# PHP Formulardaten in MySQL Datenbank übertragen



## Patricknewb (7. März 2019)

*PHP Formulardaten in MySQL Datenbank übertragen*

Hallo Leute,

bin neu hier und hoffe auf Euch Hilfe. Ich habe eine Webseite (Jobbörse /  kein CMS wie WP oder Drupal sondern HTML, XAMPP, PHP und SQL), wo User Ihre Jobangebot über ein Formular eingeben können und das nach dem Absenden anschließend in die Datenbank eingetragen wird.  Auch das anschließende Anzeigen der aktualisiert Datenbank auf der Webseite mit einer SQL-Abfrage ist kein Problem. 

Mein Problem ist aber, ich würde gerne die neuen Datensätze, welche über das Formular kommen, erst kontrollieren wollen, bevor ich die Daten freigebe und angezeigt werden.

Hier weiß ich echt nicht weiter... gibt es da mit PHP ne Möglichkeit wie man sowas umsetzen kann?
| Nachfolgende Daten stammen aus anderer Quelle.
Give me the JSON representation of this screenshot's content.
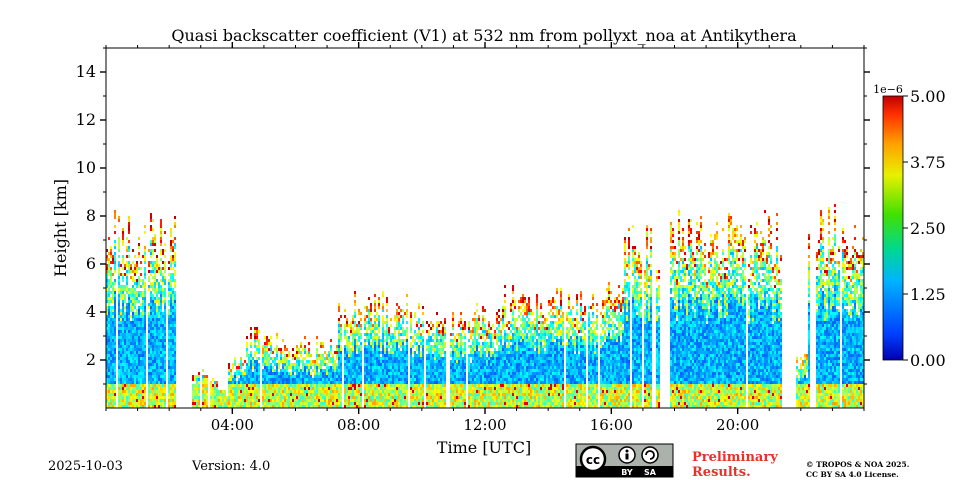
{
  "chart_data": {
    "type": "heatmap",
    "title": "Quasi backscatter coefficient (V1) at 532 nm from pollyxt_noa at Antikythera",
    "xlabel": "Time [UTC]",
    "ylabel": "Height [km]",
    "xlim_hours": [
      0,
      24
    ],
    "ylim_km": [
      0,
      15
    ],
    "x_ticks": [
      {
        "hour": 4,
        "label": "04:00"
      },
      {
        "hour": 8,
        "label": "08:00"
      },
      {
        "hour": 12,
        "label": "12:00"
      },
      {
        "hour": 16,
        "label": "16:00"
      },
      {
        "hour": 20,
        "label": "20:00"
      }
    ],
    "y_ticks": [
      {
        "km": 2,
        "label": "2"
      },
      {
        "km": 4,
        "label": "4"
      },
      {
        "km": 6,
        "label": "6"
      },
      {
        "km": 8,
        "label": "8"
      },
      {
        "km": 10,
        "label": "10"
      },
      {
        "km": 12,
        "label": "12"
      },
      {
        "km": 14,
        "label": "14"
      }
    ],
    "colorbar": {
      "multiplier": "1e−6",
      "range": [
        0,
        5
      ],
      "ticks": [
        {
          "value": 0,
          "label": "0.00"
        },
        {
          "value": 1.25,
          "label": "1.25"
        },
        {
          "value": 2.5,
          "label": "2.50"
        },
        {
          "value": 3.75,
          "label": "3.75"
        },
        {
          "value": 5,
          "label": "5.00"
        }
      ],
      "colormap": "jet"
    },
    "signal_top_km": [
      {
        "start": 0.0,
        "end": 2.2,
        "top": 7.9
      },
      {
        "start": 2.2,
        "end": 2.7,
        "top": 0
      },
      {
        "start": 2.7,
        "end": 3.5,
        "top": 1.6
      },
      {
        "start": 3.5,
        "end": 3.8,
        "top": 0.8
      },
      {
        "start": 3.8,
        "end": 4.4,
        "top": 2.5
      },
      {
        "start": 4.4,
        "end": 5.5,
        "top": 3.3
      },
      {
        "start": 5.5,
        "end": 6.0,
        "top": 2.8
      },
      {
        "start": 6.0,
        "end": 7.3,
        "top": 3.0
      },
      {
        "start": 7.3,
        "end": 9.5,
        "top": 4.8
      },
      {
        "start": 9.5,
        "end": 12.5,
        "top": 4.3
      },
      {
        "start": 12.5,
        "end": 15.5,
        "top": 5.0
      },
      {
        "start": 15.5,
        "end": 16.4,
        "top": 5.6
      },
      {
        "start": 16.4,
        "end": 17.5,
        "top": 7.8
      },
      {
        "start": 17.5,
        "end": 17.8,
        "top": 0
      },
      {
        "start": 17.8,
        "end": 21.4,
        "top": 7.9
      },
      {
        "start": 21.4,
        "end": 21.8,
        "top": 0
      },
      {
        "start": 21.8,
        "end": 22.2,
        "top": 2.5
      },
      {
        "start": 22.2,
        "end": 24.0,
        "top": 8.2
      }
    ],
    "data_gaps_hours": [
      [
        2.2,
        2.7
      ],
      [
        17.5,
        17.8
      ],
      [
        21.4,
        21.8
      ]
    ]
  },
  "footer": {
    "date": "2025-10-03",
    "version": "Version: 4.0",
    "license_badge": {
      "by": "BY",
      "sa": "SA",
      "cc": "cc"
    },
    "preliminary_line1": "Preliminary",
    "preliminary_line2": "Results.",
    "copyright_line1": "© TROPOS & NOA 2025.",
    "copyright_line2": "CC BY SA 4.0 License."
  },
  "colors": {
    "preliminary": "#e8312a"
  }
}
Ich bin hier leider überfragt...

Hat hier jemand Ansätze oder Vorschläge wie ich das Problem lösen könnte?

Danke.


----------



## taks (7. März 2019)

*AW: PHP Formulardaten in MySQL Datenbank übertragen*

Auf was willst du kontrollieren? 
Auf korrekte Eingabe kannst du ja direkt bei der Eingabe kontrollieren.
Für den Rest würde ich eine zweite JobAngebot Tabelle machen (z.B. JobAngebotTemp). Für diese Tabelle hast nur du Zugriff auf das Entsprechende Form und kannst im Form nach der Kontrolle das JobAngebot in die "produktiv" Tabelle verschieben.


----------



## kühlprofi (15. März 2019)

*AW: PHP Formulardaten in MySQL Datenbank übertragen*

Oder ein Flag in der DB / Tabelle pro Eintrag setzen


----------



## Zeiss (18. März 2019)

*AW: PHP Formulardaten in MySQL Datenbank übertragen*

@taks: Man braucht keine zweite Tabelle, siehe weiter unten.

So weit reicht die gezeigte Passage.